It's over, the war is finally over. I've defeated the darkest wizard in the world. I should be happy right? Well, I'm not.

I've dedicated my whole life to killing Voldemort, but was it worth it? I mean, sure it probably was, I would be dead otherwise, and so would millions of other people. I just don't know if it was worth it. I've spent my entire life so far trying to kill him; I haven't even really got a proper education.

All of my years at Hogwarts something bad has happened involving him: he tried to get the Sorcerers Stone, he opened the Chamber of Secrets, Sirius came out of Azkaban and Peter escaped and went to join him, one of his Death Eaters put my name in the Goblet of Fire and Voldemort came back, the fight we had at the Ministry, and of course, who could forget Dumbledore's death.

I've also skipped my entire seventh year to go hunt down the Horcruxes. Now I can never be an auror because I never took my N.E.W.T.'s.

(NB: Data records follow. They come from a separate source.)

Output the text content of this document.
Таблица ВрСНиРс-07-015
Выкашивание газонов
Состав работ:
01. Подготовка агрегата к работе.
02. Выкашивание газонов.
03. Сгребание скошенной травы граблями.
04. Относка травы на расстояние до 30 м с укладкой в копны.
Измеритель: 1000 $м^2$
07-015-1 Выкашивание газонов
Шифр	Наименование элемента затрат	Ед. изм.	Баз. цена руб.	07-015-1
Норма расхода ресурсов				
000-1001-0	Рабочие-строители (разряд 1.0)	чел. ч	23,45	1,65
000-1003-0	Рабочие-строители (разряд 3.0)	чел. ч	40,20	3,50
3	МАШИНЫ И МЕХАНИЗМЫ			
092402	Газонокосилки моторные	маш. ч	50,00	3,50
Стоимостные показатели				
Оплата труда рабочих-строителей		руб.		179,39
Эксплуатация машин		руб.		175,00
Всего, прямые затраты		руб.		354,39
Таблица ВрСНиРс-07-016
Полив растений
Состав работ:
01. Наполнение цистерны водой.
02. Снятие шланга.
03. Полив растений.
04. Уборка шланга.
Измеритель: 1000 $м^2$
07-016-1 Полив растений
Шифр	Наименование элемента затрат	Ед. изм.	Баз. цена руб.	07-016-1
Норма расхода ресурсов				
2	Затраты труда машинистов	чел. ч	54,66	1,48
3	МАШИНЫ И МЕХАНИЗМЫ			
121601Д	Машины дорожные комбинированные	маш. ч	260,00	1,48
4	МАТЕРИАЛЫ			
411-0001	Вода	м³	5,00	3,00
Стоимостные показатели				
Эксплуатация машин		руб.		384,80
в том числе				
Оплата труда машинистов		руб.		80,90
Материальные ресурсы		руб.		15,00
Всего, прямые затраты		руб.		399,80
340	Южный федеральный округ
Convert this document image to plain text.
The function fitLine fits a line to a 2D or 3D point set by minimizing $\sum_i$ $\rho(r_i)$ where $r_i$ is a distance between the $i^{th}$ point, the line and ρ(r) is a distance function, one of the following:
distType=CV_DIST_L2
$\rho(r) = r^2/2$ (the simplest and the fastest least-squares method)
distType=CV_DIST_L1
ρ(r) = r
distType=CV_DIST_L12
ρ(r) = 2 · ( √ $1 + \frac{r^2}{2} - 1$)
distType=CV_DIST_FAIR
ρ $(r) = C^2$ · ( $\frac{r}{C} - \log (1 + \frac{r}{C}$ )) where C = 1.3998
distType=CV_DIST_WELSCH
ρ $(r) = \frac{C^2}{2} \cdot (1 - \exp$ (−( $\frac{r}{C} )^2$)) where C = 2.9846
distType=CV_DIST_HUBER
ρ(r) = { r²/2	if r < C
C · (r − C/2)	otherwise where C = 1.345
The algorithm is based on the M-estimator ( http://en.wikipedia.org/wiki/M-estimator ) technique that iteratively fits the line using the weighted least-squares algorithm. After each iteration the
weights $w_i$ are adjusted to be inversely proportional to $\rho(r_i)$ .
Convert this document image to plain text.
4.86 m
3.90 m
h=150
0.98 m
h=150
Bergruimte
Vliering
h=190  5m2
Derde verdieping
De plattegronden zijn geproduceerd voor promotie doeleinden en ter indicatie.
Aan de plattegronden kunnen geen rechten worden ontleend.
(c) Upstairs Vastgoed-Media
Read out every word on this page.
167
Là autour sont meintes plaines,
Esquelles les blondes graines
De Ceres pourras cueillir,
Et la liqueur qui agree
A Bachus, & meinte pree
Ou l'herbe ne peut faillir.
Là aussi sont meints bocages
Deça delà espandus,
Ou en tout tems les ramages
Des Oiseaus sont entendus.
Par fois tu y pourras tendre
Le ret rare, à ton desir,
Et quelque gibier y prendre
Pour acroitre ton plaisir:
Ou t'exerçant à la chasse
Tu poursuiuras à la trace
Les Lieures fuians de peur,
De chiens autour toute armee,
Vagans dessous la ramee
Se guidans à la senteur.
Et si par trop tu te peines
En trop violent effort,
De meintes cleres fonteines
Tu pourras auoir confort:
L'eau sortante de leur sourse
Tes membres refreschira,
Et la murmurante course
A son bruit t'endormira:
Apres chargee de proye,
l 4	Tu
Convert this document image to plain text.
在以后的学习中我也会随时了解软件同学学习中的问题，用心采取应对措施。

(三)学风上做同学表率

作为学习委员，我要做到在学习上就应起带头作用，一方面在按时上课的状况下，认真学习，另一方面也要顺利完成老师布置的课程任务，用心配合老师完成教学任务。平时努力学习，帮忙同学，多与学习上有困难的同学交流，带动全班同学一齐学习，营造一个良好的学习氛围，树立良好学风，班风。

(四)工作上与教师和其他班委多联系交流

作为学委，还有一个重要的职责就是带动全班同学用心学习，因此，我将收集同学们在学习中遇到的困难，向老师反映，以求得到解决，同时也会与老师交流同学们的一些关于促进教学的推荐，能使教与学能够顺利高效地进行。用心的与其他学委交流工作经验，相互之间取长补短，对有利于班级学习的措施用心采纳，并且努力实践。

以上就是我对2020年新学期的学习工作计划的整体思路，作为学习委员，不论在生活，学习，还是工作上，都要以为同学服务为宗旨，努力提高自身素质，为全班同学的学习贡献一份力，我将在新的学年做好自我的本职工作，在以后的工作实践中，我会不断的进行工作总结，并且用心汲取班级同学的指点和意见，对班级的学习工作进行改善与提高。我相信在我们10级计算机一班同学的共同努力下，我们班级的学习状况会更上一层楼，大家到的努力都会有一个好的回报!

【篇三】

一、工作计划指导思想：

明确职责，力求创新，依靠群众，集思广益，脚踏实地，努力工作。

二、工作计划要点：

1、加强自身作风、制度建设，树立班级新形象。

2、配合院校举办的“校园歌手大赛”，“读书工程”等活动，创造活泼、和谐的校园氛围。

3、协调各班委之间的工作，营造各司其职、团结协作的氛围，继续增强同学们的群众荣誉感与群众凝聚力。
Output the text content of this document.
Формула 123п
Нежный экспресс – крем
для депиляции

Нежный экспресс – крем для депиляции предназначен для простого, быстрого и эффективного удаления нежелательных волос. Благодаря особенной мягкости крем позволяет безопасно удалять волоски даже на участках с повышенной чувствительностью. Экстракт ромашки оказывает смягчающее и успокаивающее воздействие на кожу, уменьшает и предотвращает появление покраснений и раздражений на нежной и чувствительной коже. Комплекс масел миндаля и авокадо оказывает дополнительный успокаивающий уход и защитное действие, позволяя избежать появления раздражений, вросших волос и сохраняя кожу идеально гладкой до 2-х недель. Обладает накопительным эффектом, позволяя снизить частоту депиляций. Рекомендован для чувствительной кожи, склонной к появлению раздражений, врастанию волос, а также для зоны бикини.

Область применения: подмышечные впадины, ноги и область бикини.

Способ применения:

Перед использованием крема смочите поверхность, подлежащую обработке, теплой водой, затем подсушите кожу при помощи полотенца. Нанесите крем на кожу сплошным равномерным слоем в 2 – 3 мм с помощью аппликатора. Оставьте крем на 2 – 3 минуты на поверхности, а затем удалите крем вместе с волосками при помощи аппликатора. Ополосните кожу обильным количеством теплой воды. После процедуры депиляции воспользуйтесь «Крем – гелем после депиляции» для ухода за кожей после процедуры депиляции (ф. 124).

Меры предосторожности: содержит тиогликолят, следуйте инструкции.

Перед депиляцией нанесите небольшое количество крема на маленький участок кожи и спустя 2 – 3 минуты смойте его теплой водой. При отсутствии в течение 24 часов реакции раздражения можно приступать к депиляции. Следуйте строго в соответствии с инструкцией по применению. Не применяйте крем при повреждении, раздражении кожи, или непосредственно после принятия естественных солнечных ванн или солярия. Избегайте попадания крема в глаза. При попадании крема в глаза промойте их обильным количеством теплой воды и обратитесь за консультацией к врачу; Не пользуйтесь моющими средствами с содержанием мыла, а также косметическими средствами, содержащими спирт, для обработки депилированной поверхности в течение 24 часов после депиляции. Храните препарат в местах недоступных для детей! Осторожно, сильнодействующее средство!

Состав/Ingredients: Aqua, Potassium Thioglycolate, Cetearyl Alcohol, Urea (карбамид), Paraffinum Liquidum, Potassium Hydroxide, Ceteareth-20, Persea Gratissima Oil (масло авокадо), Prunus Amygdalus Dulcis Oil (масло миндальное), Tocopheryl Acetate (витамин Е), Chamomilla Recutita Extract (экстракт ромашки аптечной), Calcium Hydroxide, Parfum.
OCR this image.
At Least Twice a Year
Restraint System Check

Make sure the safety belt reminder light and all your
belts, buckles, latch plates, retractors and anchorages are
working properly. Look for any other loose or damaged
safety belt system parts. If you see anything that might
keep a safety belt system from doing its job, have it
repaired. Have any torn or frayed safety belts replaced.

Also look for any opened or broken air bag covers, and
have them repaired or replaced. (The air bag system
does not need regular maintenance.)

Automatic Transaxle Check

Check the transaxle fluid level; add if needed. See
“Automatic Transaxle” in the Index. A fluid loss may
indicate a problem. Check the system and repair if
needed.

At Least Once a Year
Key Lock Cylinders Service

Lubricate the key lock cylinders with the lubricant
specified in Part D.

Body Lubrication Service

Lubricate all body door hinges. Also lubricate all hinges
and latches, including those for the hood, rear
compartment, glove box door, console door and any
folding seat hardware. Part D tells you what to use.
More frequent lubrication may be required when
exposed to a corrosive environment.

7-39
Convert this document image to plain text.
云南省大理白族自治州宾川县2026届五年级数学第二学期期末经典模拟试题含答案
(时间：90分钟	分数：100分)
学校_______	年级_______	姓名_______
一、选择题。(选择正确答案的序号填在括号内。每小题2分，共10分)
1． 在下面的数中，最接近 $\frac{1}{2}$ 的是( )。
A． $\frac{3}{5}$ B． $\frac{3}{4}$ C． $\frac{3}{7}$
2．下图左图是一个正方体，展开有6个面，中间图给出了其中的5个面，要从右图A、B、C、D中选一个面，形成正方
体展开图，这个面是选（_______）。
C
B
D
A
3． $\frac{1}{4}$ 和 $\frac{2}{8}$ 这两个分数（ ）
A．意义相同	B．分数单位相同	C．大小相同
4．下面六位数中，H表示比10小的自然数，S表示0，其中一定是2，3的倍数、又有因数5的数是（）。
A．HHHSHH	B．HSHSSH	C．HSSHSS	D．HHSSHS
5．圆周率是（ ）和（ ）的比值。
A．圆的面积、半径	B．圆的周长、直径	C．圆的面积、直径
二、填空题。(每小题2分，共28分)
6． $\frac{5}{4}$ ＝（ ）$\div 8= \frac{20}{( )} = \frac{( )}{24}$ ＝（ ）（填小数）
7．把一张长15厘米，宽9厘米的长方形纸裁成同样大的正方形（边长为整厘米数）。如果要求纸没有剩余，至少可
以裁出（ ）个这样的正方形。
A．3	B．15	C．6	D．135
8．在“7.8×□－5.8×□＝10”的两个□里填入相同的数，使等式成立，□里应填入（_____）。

Voldemort's dead, I've killed him. Sure the fame is nice but it gets old. My life is rather boring now because I don't have to come up with a plan to thwart Voldemort's next evil scheme.

I think that's the only thing I'll ever be good at. I almost wish I had let him live, just to work more to stop him.

It would have been nice to just live a normal life; to have two parents and not always get so much attention. I would've had a full education and be an auror now. Maybe Snape wouldn't have been so cruel towards me. Then maybe I could've gotten to know him for the great man that he was.

It must have been awful for him to be so mean to someone he liked so much.

Maybe we could've been friends and Voldemort wouldn't have suspected anything because I would not have been "The Boy Who Lived."

But there's no way that can ever happen. I've dedicated my whole life to killing Voldemort, but now that he's gone, I feel useless.